Physiological differences in photosynthetic inorganic carbon utilization between gametophytes and sporophytes of the economically important red algae Pyropia haitanensis

Abstract

Despite the lifecycle of the red seaweed Pyropia/Porphyra being extensively studied, photosynthesis and the CO2 concentrating mechanisms (CCMs) have comparatively not been well studied between the gametophyte phase (leafy thallus) and the sporophyte phase (filamentous conchocelis). This study found that the net photosynthetic rates of the thalli were about twice that of the conchocelis of Py. haitanensis, and the maximal quantum yield of photosystem II (Fv/Fm) and thallus respiration were significantly higher and lower than the conchocelis, respectively.

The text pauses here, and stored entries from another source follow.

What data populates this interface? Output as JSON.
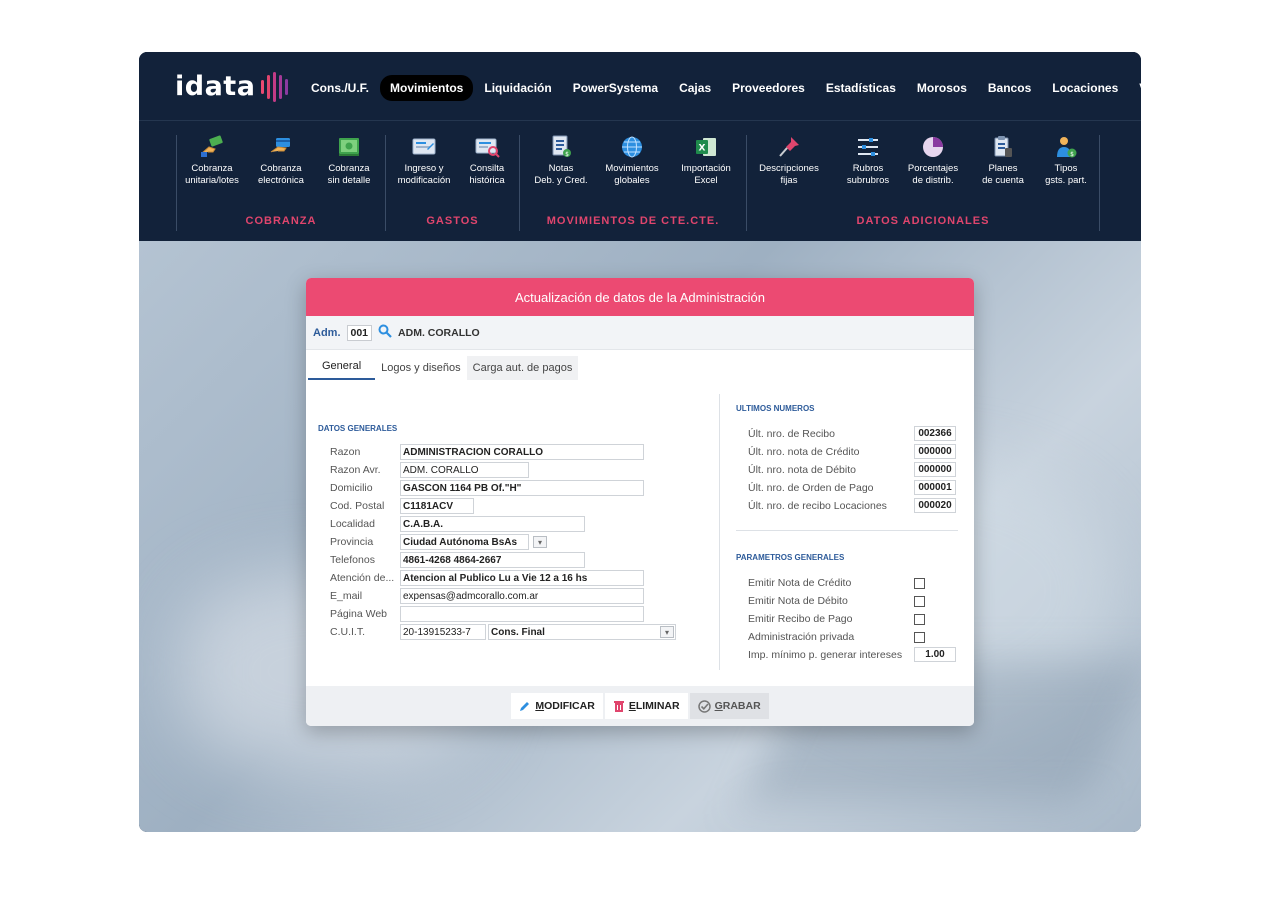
{
  "brand": {
    "logo_text": "idata",
    "accent": "#ec4a72"
  },
  "nav": {
    "items": [
      {
        "label": "Cons./U.F.",
        "active": false
      },
      {
        "label": "Movimientos",
        "active": true
      },
      {
        "label": "Liquidación",
        "active": false
      },
      {
        "label": "PowerSystema",
        "active": false
      },
      {
        "label": "Cajas",
        "active": false
      },
      {
        "label": "Proveedores",
        "active": false
      },
      {
        "label": "Estadísticas",
        "active": false
      },
      {
        "label": "Morosos",
        "active": false
      },
      {
        "label": "Bancos",
        "active": false
      },
      {
        "label": "Locaciones",
        "active": false
      },
      {
        "label": "Varios",
        "active": false
      }
    ]
  },
  "ribbon": {
    "cobranza": {
      "title": "COBRANZA",
      "tools": [
        {
          "line1": "Cobranza",
          "line2": "unitaria/lotes",
          "icon": "hand-money-icon"
        },
        {
          "line1": "Cobranza",
          "line2": "electrónica",
          "icon": "card-hand-icon"
        },
        {
          "line1": "Cobranza",
          "line2": "sin detalle",
          "icon": "cash-icon"
        }
      ]
    },
    "gastos": {
      "title": "GASTOS",
      "tools": [
        {
          "line1": "Ingreso y",
          "line2": "modificación",
          "icon": "screen-edit-icon"
        },
        {
          "line1": "Consilta",
          "line2": "histórica",
          "icon": "screen-search-icon"
        }
      ]
    },
    "movimientos": {
      "title": "MOVIMIENTOS DE CTE.CTE.",
      "tools": [
        {
          "line1": "Notas",
          "line2": "Deb. y Cred.",
          "icon": "notes-icon"
        },
        {
          "line1": "Movimientos",
          "line2": "globales",
          "icon": "globe-icon"
        },
        {
          "line1": "Importación",
          "line2": "Excel",
          "icon": "excel-icon"
        }
      ]
    },
    "datos": {
      "title": "DATOS ADICIONALES",
      "tools": [
        {
          "line1": "Descripciones",
          "line2": "fijas",
          "icon": "pin-icon"
        },
        {
          "line1": "Rubros",
          "line2": "subrubros",
          "icon": "sliders-icon"
        },
        {
          "line1": "Porcentajes",
          "line2": "de distrib.",
          "icon": "pie-icon"
        },
        {
          "line1": "Planes",
          "line2": "de cuenta",
          "icon": "clipboard-icon"
        },
        {
          "line1": "Tipos",
          "line2": "gsts. part.",
          "icon": "person-money-icon"
        }
      ]
    }
  },
  "dialog": {
    "title": "Actualización de datos de la Administración",
    "adm_label": "Adm.",
    "adm_code": "001",
    "adm_name": "ADM. CORALLO",
    "tabs": [
      "General",
      "Logos y diseños",
      "Carga aut. de pagos"
    ],
    "datos_generales": {
      "title": "DATOS GENERALES",
      "razon_label": "Razon",
      "razon": "ADMINISTRACION CORALLO",
      "razon_avr_label": "Razon Avr.",
      "razon_avr": "ADM. CORALLO",
      "domicilio_label": "Domicilio",
      "domicilio": "GASCON 1164 PB Of.\"H\"",
      "cod_postal_label": "Cod. Postal",
      "cod_postal": "C1181ACV",
      "localidad_label": "Localidad",
      "localidad": "C.A.B.A.",
      "provincia_label": "Provincia",
      "provincia": "Ciudad Autónoma BsAs",
      "telefonos_label": "Telefonos",
      "telefonos": "4861-4268 4864-2667",
      "atencion_label": "Atención de...",
      "atencion": "Atencion al Publico Lu a Vie 12 a 16 hs",
      "email_label": "E_mail",
      "email": "expensas@admcorallo.com.ar",
      "web_label": "Página Web",
      "web": "",
      "cuit_label": "C.U.I.T.",
      "cuit": "20-13915233-7",
      "iva": "Cons. Final"
    },
    "ultimos_numeros": {
      "title": "ULTIMOS NUMEROS",
      "rows": [
        {
          "label": "Últ. nro. de Recibo",
          "value": "002366"
        },
        {
          "label": "Últ. nro. nota de Crédito",
          "value": "000000"
        },
        {
          "label": "Últ. nro. nota de Débito",
          "value": "000000"
        },
        {
          "label": "Últ. nro. de Orden de Pago",
          "value": "000001"
        },
        {
          "label": "Últ. nro. de recibo Locaciones",
          "value": "000020"
        }
      ]
    },
    "parametros": {
      "title": "PARAMETROS GENERALES",
      "checks": [
        {
          "label": "Emitir Nota de Crédito",
          "checked": false
        },
        {
          "label": "Emitir Nota de Débito",
          "checked": false
        },
        {
          "label": "Emitir Recibo de Pago",
          "checked": false
        },
        {
          "label": "Administración privada",
          "checked": false
        }
      ],
      "imp_label": "Imp. mínimo p. generar intereses",
      "imp_value": "1.00"
    },
    "buttons": {
      "modificar_first": "M",
      "modificar_rest": "ODIFICAR",
      "eliminar_first": "E",
      "eliminar_rest": "LIMINAR",
      "grabar_first": "G",
      "grabar_rest": "RABAR"
    }
  }
}
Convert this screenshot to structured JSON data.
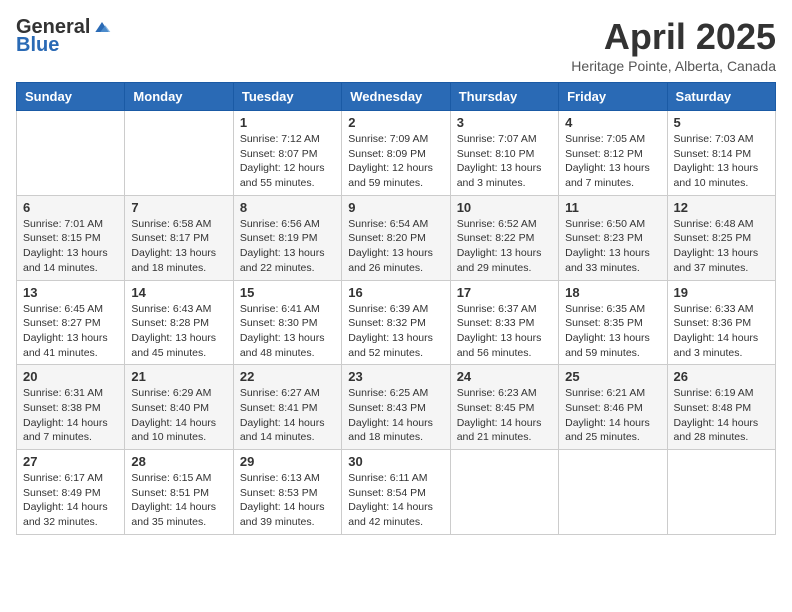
{
  "logo": {
    "general": "General",
    "blue": "Blue"
  },
  "title": "April 2025",
  "location": "Heritage Pointe, Alberta, Canada",
  "days_of_week": [
    "Sunday",
    "Monday",
    "Tuesday",
    "Wednesday",
    "Thursday",
    "Friday",
    "Saturday"
  ],
  "weeks": [
    [
      {
        "day": "",
        "info": ""
      },
      {
        "day": "",
        "info": ""
      },
      {
        "day": "1",
        "info": "Sunrise: 7:12 AM\nSunset: 8:07 PM\nDaylight: 12 hours and 55 minutes."
      },
      {
        "day": "2",
        "info": "Sunrise: 7:09 AM\nSunset: 8:09 PM\nDaylight: 12 hours and 59 minutes."
      },
      {
        "day": "3",
        "info": "Sunrise: 7:07 AM\nSunset: 8:10 PM\nDaylight: 13 hours and 3 minutes."
      },
      {
        "day": "4",
        "info": "Sunrise: 7:05 AM\nSunset: 8:12 PM\nDaylight: 13 hours and 7 minutes."
      },
      {
        "day": "5",
        "info": "Sunrise: 7:03 AM\nSunset: 8:14 PM\nDaylight: 13 hours and 10 minutes."
      }
    ],
    [
      {
        "day": "6",
        "info": "Sunrise: 7:01 AM\nSunset: 8:15 PM\nDaylight: 13 hours and 14 minutes."
      },
      {
        "day": "7",
        "info": "Sunrise: 6:58 AM\nSunset: 8:17 PM\nDaylight: 13 hours and 18 minutes."
      },
      {
        "day": "8",
        "info": "Sunrise: 6:56 AM\nSunset: 8:19 PM\nDaylight: 13 hours and 22 minutes."
      },
      {
        "day": "9",
        "info": "Sunrise: 6:54 AM\nSunset: 8:20 PM\nDaylight: 13 hours and 26 minutes."
      },
      {
        "day": "10",
        "info": "Sunrise: 6:52 AM\nSunset: 8:22 PM\nDaylight: 13 hours and 29 minutes."
      },
      {
        "day": "11",
        "info": "Sunrise: 6:50 AM\nSunset: 8:23 PM\nDaylight: 13 hours and 33 minutes."
      },
      {
        "day": "12",
        "info": "Sunrise: 6:48 AM\nSunset: 8:25 PM\nDaylight: 13 hours and 37 minutes."
      }
    ],
    [
      {
        "day": "13",
        "info": "Sunrise: 6:45 AM\nSunset: 8:27 PM\nDaylight: 13 hours and 41 minutes."
      },
      {
        "day": "14",
        "info": "Sunrise: 6:43 AM\nSunset: 8:28 PM\nDaylight: 13 hours and 45 minutes."
      },
      {
        "day": "15",
        "info": "Sunrise: 6:41 AM\nSunset: 8:30 PM\nDaylight: 13 hours and 48 minutes."
      },
      {
        "day": "16",
        "info": "Sunrise: 6:39 AM\nSunset: 8:32 PM\nDaylight: 13 hours and 52 minutes."
      },
      {
        "day": "17",
        "info": "Sunrise: 6:37 AM\nSunset: 8:33 PM\nDaylight: 13 hours and 56 minutes."
      },
      {
        "day": "18",
        "info": "Sunrise: 6:35 AM\nSunset: 8:35 PM\nDaylight: 13 hours and 59 minutes."
      },
      {
        "day": "19",
        "info": "Sunrise: 6:33 AM\nSunset: 8:36 PM\nDaylight: 14 hours and 3 minutes."
      }
    ],
    [
      {
        "day": "20",
        "info": "Sunrise: 6:31 AM\nSunset: 8:38 PM\nDaylight: 14 hours and 7 minutes."
      },
      {
        "day": "21",
        "info": "Sunrise: 6:29 AM\nSunset: 8:40 PM\nDaylight: 14 hours and 10 minutes."
      },
      {
        "day": "22",
        "info": "Sunrise: 6:27 AM\nSunset: 8:41 PM\nDaylight: 14 hours and 14 minutes."
      },
      {
        "day": "23",
        "info": "Sunrise: 6:25 AM\nSunset: 8:43 PM\nDaylight: 14 hours and 18 minutes."
      },
      {
        "day": "24",
        "info": "Sunrise: 6:23 AM\nSunset: 8:45 PM\nDaylight: 14 hours and 21 minutes."
      },
      {
        "day": "25",
        "info": "Sunrise: 6:21 AM\nSunset: 8:46 PM\nDaylight: 14 hours and 25 minutes."
      },
      {
        "day": "26",
        "info": "Sunrise: 6:19 AM\nSunset: 8:48 PM\nDaylight: 14 hours and 28 minutes."
      }
    ],
    [
      {
        "day": "27",
        "info": "Sunrise: 6:17 AM\nSunset: 8:49 PM\nDaylight: 14 hours and 32 minutes."
      },
      {
        "day": "28",
        "info": "Sunrise: 6:15 AM\nSunset: 8:51 PM\nDaylight: 14 hours and 35 minutes."
      },
      {
        "day": "29",
        "info": "Sunrise: 6:13 AM\nSunset: 8:53 PM\nDaylight: 14 hours and 39 minutes."
      },
      {
        "day": "30",
        "info": "Sunrise: 6:11 AM\nSunset: 8:54 PM\nDaylight: 14 hours and 42 minutes."
      },
      {
        "day": "",
        "info": ""
      },
      {
        "day": "",
        "info": ""
      },
      {
        "day": "",
        "info": ""
      }
    ]
  ]
}
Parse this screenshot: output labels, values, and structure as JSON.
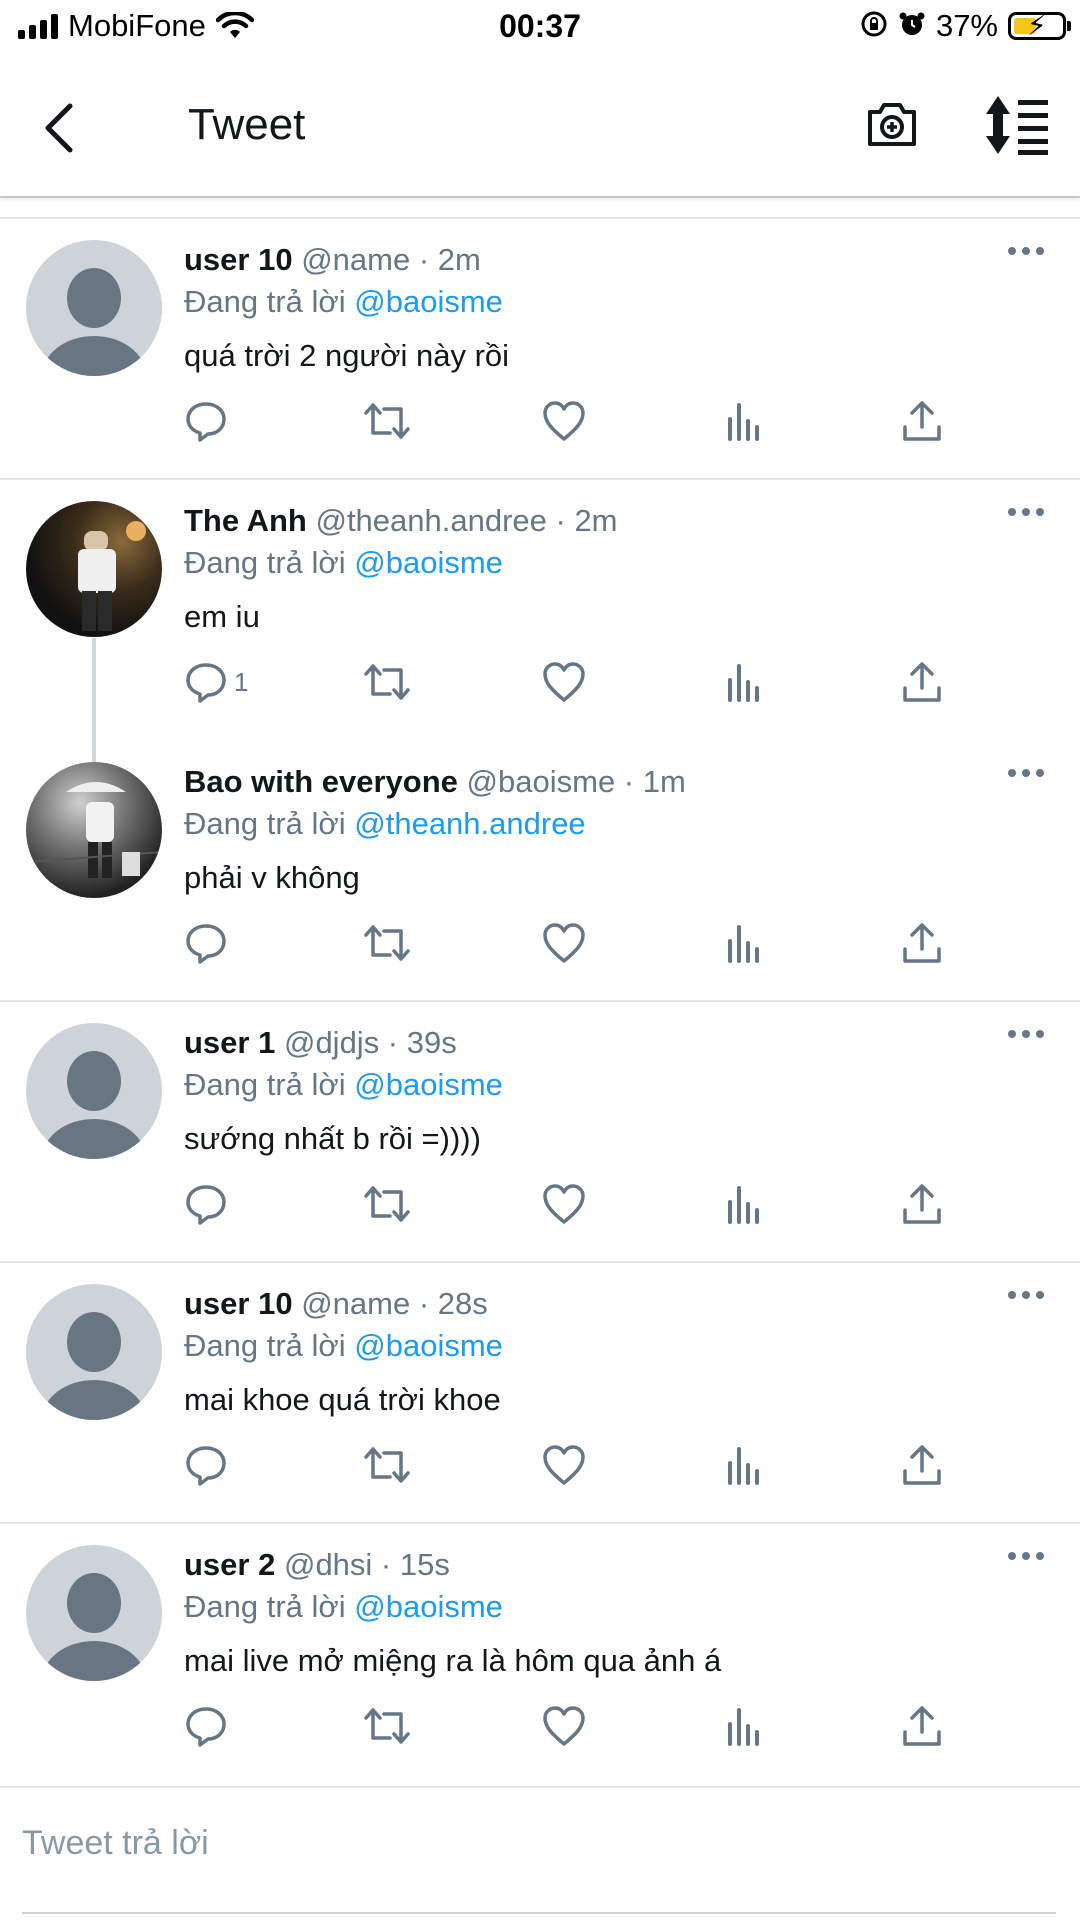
{
  "status_bar": {
    "carrier": "MobiFone",
    "time": "00:37",
    "battery_percent": "37%",
    "battery_level": 0.37
  },
  "header": {
    "title": "Tweet"
  },
  "replying_label": "Đang trả lời",
  "tweets": [
    {
      "name": "user 10",
      "handle": "@name · 2m",
      "reply_to": "@baoisme",
      "text": "quá trời 2 người này rồi",
      "reply_count": "",
      "avatar": "default-avatar"
    },
    {
      "name": "The Anh",
      "handle": "@theanh.andree · 2m",
      "reply_to": "@baoisme",
      "text": "em iu",
      "reply_count": "1",
      "avatar": "photo-avatar"
    },
    {
      "name": "Bao with everyone",
      "handle": "@baoisme · 1m",
      "reply_to": "@theanh.andree",
      "text": "phải v không",
      "reply_count": "",
      "avatar": "photo-avatar"
    },
    {
      "name": "user 1",
      "handle": "@djdjs · 39s",
      "reply_to": "@baoisme",
      "text": "sướng nhất b rồi =))))",
      "reply_count": "",
      "avatar": "default-avatar"
    },
    {
      "name": "user 10",
      "handle": "@name · 28s",
      "reply_to": "@baoisme",
      "text": "mai khoe quá trời khoe",
      "reply_count": "",
      "avatar": "default-avatar"
    },
    {
      "name": "user 2",
      "handle": "@dhsi · 15s",
      "reply_to": "@baoisme",
      "text": "mai live mở miệng ra là hôm qua ảnh á",
      "reply_count": "",
      "avatar": "default-avatar"
    }
  ],
  "compose": {
    "placeholder": "Tweet trả lời"
  },
  "colors": {
    "accent": "#1d9bf0",
    "secondary_text": "#657786",
    "icon": "#657786",
    "divider": "#e3e6e8"
  }
}
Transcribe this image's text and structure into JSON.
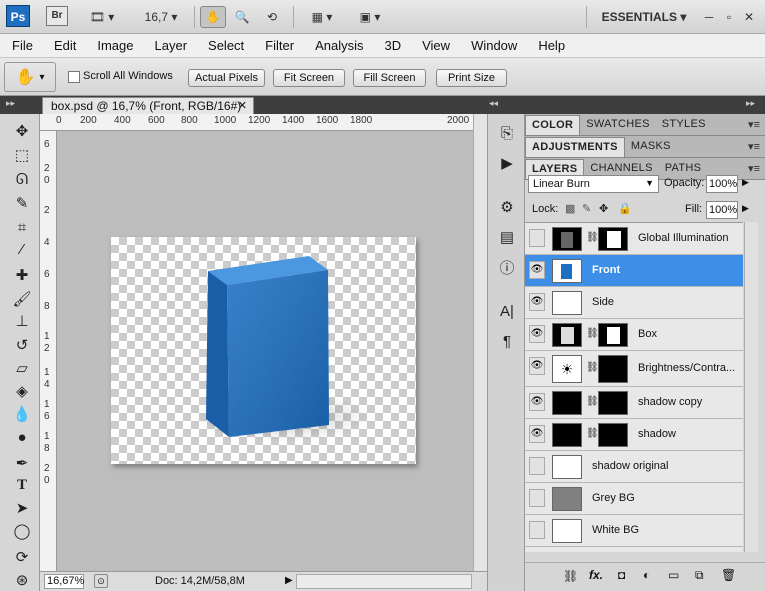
{
  "app": {
    "logo": "Ps",
    "bridge": "Br",
    "zoom": "16,7",
    "workspace": "ESSENTIALS",
    "window_controls": [
      "minimize-icon",
      "maximize-icon",
      "close-icon"
    ]
  },
  "menu": [
    "File",
    "Edit",
    "Image",
    "Layer",
    "Select",
    "Filter",
    "Analysis",
    "3D",
    "View",
    "Window",
    "Help"
  ],
  "options": {
    "scroll_all": "Scroll All Windows",
    "actual_pixels": "Actual Pixels",
    "fit_screen": "Fit Screen",
    "fill_screen": "Fill Screen",
    "print_size": "Print Size"
  },
  "document": {
    "tab_title": "box.psd @ 16,7% (Front, RGB/16#)",
    "ruler_h": [
      "0",
      "200",
      "400",
      "600",
      "800",
      "1000",
      "1200",
      "1400",
      "1600",
      "1800",
      "2000"
    ],
    "ruler_v": [
      "6",
      "2",
      "0",
      "2",
      "4",
      "6",
      "8",
      "1",
      "2",
      "1",
      "4",
      "1",
      "6",
      "1",
      "8",
      "2",
      "0"
    ],
    "status_zoom": "16,67%",
    "status_doc": "Doc: 14,2M/58,8M"
  },
  "panels": {
    "group1": [
      "COLOR",
      "SWATCHES",
      "STYLES"
    ],
    "group2": [
      "ADJUSTMENTS",
      "MASKS"
    ],
    "group3": [
      "LAYERS",
      "CHANNELS",
      "PATHS"
    ]
  },
  "layers_panel": {
    "blend_mode": "Linear Burn",
    "opacity_label": "Opacity:",
    "opacity": "100%",
    "lock_label": "Lock:",
    "fill_label": "Fill:",
    "fill": "100%",
    "layers": [
      {
        "name": "Global Illumination",
        "visible": false,
        "selected": false
      },
      {
        "name": "Front",
        "visible": true,
        "selected": true
      },
      {
        "name": "Side",
        "visible": true,
        "selected": false
      },
      {
        "name": "Box",
        "visible": true,
        "selected": false
      },
      {
        "name": "Brightness/Contra...",
        "visible": true,
        "selected": false
      },
      {
        "name": "shadow copy",
        "visible": true,
        "selected": false
      },
      {
        "name": "shadow",
        "visible": true,
        "selected": false
      },
      {
        "name": "shadow original",
        "visible": false,
        "selected": false
      },
      {
        "name": "Grey BG",
        "visible": false,
        "selected": false
      },
      {
        "name": "White BG",
        "visible": false,
        "selected": false
      }
    ],
    "footer_icons": [
      "link-icon",
      "fx-icon",
      "mask-icon",
      "adjustment-icon",
      "group-icon",
      "new-layer-icon",
      "trash-icon"
    ]
  },
  "colors": {
    "accent": "#3c8ee6",
    "box": "#1d6fc2"
  }
}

Additionally, two phases did not show significant differences in phycocyanin (PC) content, but significantly higher contents of phycoerythrin (PE), allophycocyanin (APC), and chlorophyll α (Chl α) were observed in the thalli compared with the conchocelis. The external carbonic anhydrase (eCA) activity of the thalli was also higher than that of the conchocelis, but no differences in internal CA (iCA) activity were detected between the two phases. As for carbon acquisition for photosynthesis, the major carbon source of the thalli was seawater HCO3−, which was absorbed via eCA-catalyzed conversion to CO2. Conversely, the conchocelis used HCO3− transporters to directly absorb seawater HCO3−, which contributed equally to photosynthesis compared with the eCA- or iCA-mediated pathway. The discovery of different CCMs between the thallus and conchocelis phases could further our understanding of lifecycle regulation in Pyropia. In addition, a decrease in pH from 9 to 6 significantly increased the photosynthetic rates of both the thalli and conchocelis by about 100% and 600%, respectively. Thus, both phases have potential for carbon capture from flue gases and carbon sequestration.